As with last year, the main demands of the protesters were, and still are :

  • Free higher education for all students
  • The decolonisation of higher education
  • The abolition of outsourcing of workers in state institutions of higher learning

Unlike last year, however, we have seen the protests take a violent turn as they dragged on, with widespread violence being reported across the country’s universities, with its the main focus being the University of Witwatersrand in Gauteng, UCT and UWC in the Western Cape, and UKZN in Kwazulu-Natal. Furthermore, threats of violence against non-protesting students have increased dramatically. Social media posts (especially through messages and voice notes on WhatsApp) that threaten grievous harm to person and property to anyone, academic or student, are widely circulated. This puts anyone’s lives who tries to continue the academic program in grave danger, and the prospect of normality on the nation’s campuses virtually non-existent.

Notwithstanding the police’s (and university management’s) response to the protests through the use of crowd control (Stun grenades and rubber bullets etc.), these protests have taken a turn which has become eerily comparable to past strikes of municipal workers against their employer of the past few years. The violence and destruction used in both these forms of protests are strikingly similar, which begs the question :

What are the #FeesMustFall protests really about?

The protests have become less about the foundational  aspects of higher education funding, and more about an abhorrent student uprising, with a view to destabilising a critical state institution and bringing the nation’s economy to a grinding halt.

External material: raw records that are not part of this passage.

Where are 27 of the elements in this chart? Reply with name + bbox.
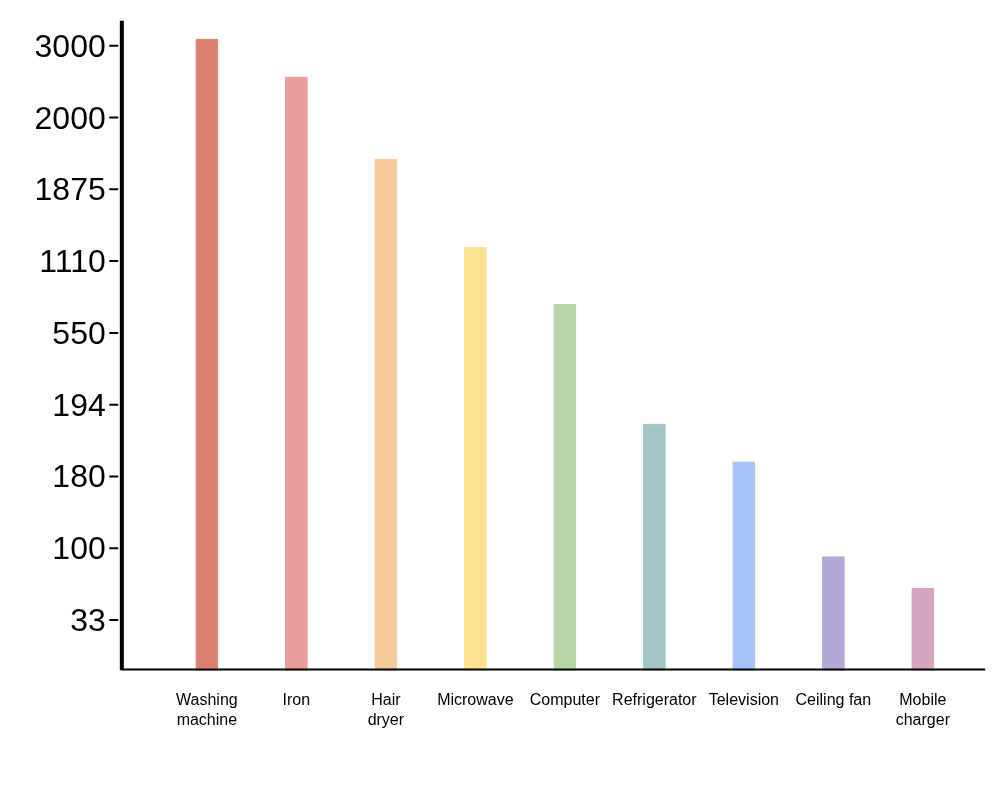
text: 100 — [52, 530, 106, 567]
bar — [732, 461, 756, 671]
x-tick-label: Hair dryer — [367, 690, 405, 728]
bar — [374, 158, 398, 671]
text: 2000 — [34, 99, 106, 136]
text: 3000 — [34, 27, 106, 64]
x-tick-label: Refrigerator — [612, 690, 698, 708]
x-tick-label: Ceiling fan — [795, 690, 872, 708]
text: 180 — [52, 458, 106, 495]
bar — [553, 303, 577, 671]
x-tick-label: Washing machine — [176, 690, 238, 728]
x-tick-label: Iron — [282, 690, 311, 708]
text: 1875 — [34, 171, 106, 208]
bar — [195, 38, 219, 671]
x-tick-label: Television — [708, 690, 779, 708]
x-tick-label: Microwave — [437, 690, 514, 708]
text: 33 — [70, 602, 106, 639]
bar — [285, 76, 308, 671]
bar — [911, 587, 935, 671]
x-tick-label: Mobile charger — [895, 690, 951, 728]
text: 550 — [52, 314, 106, 351]
bar — [822, 556, 845, 671]
text: 194 — [52, 386, 106, 423]
bar — [464, 247, 487, 671]
text: 1110 — [39, 243, 106, 280]
bar — [643, 423, 666, 671]
x-tick-label: Computer — [529, 690, 601, 708]
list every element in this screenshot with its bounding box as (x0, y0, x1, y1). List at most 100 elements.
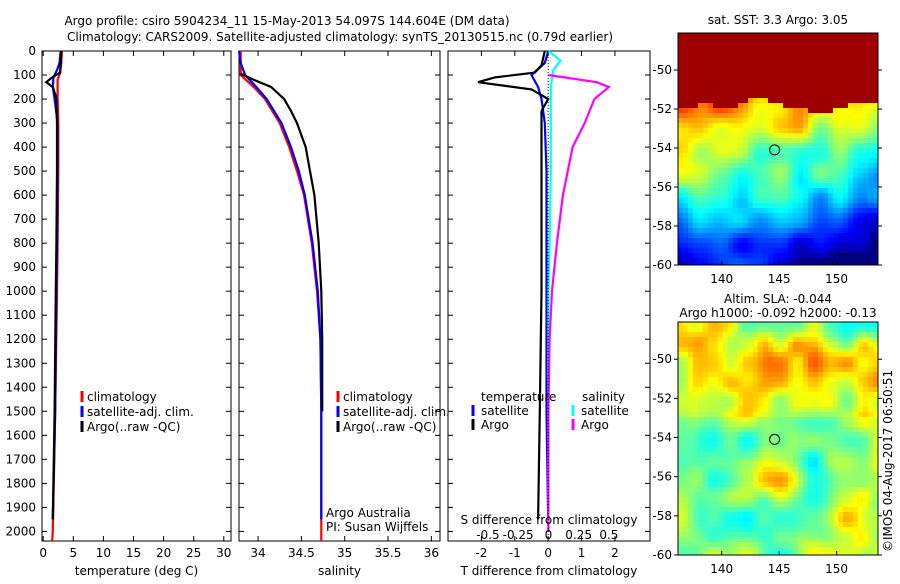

Because make no mistake, if these protests cause the loss of the academic year, that’s exactly what will happen. The economy will be robbed of an intake of skilled graduates into various sectors, and this decrease in skills will negatively affect output and productivity across the board. And while, we can debate the quality of degrees issued by some of our universities, in this case, it is abundantly clear that some education is better than no education.

The fact that the protesting students wish to draw similarities between their actions and that of the student uprisings in the days of the struggle against apartheid would be the main justification for the destruction of campus infrastructure across the country. This, however, is a fatal comparison, as the resources required to repair the damage (currently conservatively estimated at R600 million), will only serve to hinder the government’s ability to provide for free higher education, even if it could in the first place.

Moreover, the students must be getting help from outside sources. Where would they get the funds required to bus them in from townships, the money required to buy human faeces to spread on campus grounds and legal support for those who have fallen foul of the law? The most plausible answer must be from organisations who have clearly communicated their objective to overthrow the government through violent means on whatever platform is available.

We can only hope that the leaders of this movement regain control of the direction of these protests, see the lasting negative consequences of their actions, and seek to continue their action in a manner that would benefit their cause, and add to the goal of reaching economic freedom for all South Africans, in the best way possible.